This work investigates the fine-grained complexity of Max Cut, Hamiltonian Cycle, and Edge Dominating Set parameterized by modular treewidth. Assuming the Exponential Time Hypothesis (ETH), it establishes that Max Cut admits no algorithm running in time \(n^{2^{o(k)}} \cdot f(k)\), highlighting a fundamental distinction from its behavior under standard treewidth. In contrast, the study presents \(n^{O(k)}\)-time algorithms for both Hamiltonian Cycle and Edge Dominating Set, matching known conditional lower bounds and thereby resolving three long-standing open problems. By integrating conditional lower bounds, parameterized algorithm design, and structural analysis of graphs of bounded modular treewidth, this research provides a complete characterization of the complexity landscape for these problems under this parameterization.

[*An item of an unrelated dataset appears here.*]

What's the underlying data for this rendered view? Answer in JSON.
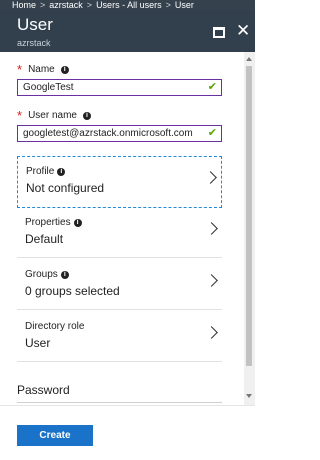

In this work we contribute to the study of the fine-grained complexity of problems parameterized by multi-clique-width, which was initiated by Fürer [ITCS 2017] and pursued further by Chekan and Kratsch [MFCS 2023]. Multi-clique-width is a parameter defined analogously to clique-width but every vertex is allowed to hold multiple labels simultaneously. This parameter is upper-bounded by both clique-width and treewidth (plus a constant), hence it generalizes both of them without an exponential blow-up. Conversely, graphs of multi-clique-width $k$ have clique-width at most $2^k$, and there exist graphs with clique-width at least $2^{Ω(k)}$. Thus, while the two parameters are functionally equivalent, the fine-grained complexity of problems may differ relative to them. As our first and main result we show that under ETH the Max Cut problem cannot be solved in time $n^{2^{o(k)}} \cdot f(k)$ on graphs of multi-clique-width $k$ for any computable function $f$. For clique-width $k$ an $n^{\mathcal{O}(k)}$ algorithm by Fomin et al. [SIAM J. Comput. 2014] is tight under ETH. This makes Max Cut the first known problem for which the tight running times differ for parameterization by clique-width and multi-clique-width and it contributes to the short list of known lower bounds of form $n^{2^{o(k)}} \cdot f(k)$. As our second contribution we show that Hamiltonian Cycle and Edge Dominating Set can be solved in time $n^{\mathcal{O}(k)}$ on graphs of multi-clique-width $k$ matching the tight running time for clique-width. These results answer three questions left open by Chekan and Kratsch [MFCS 2023].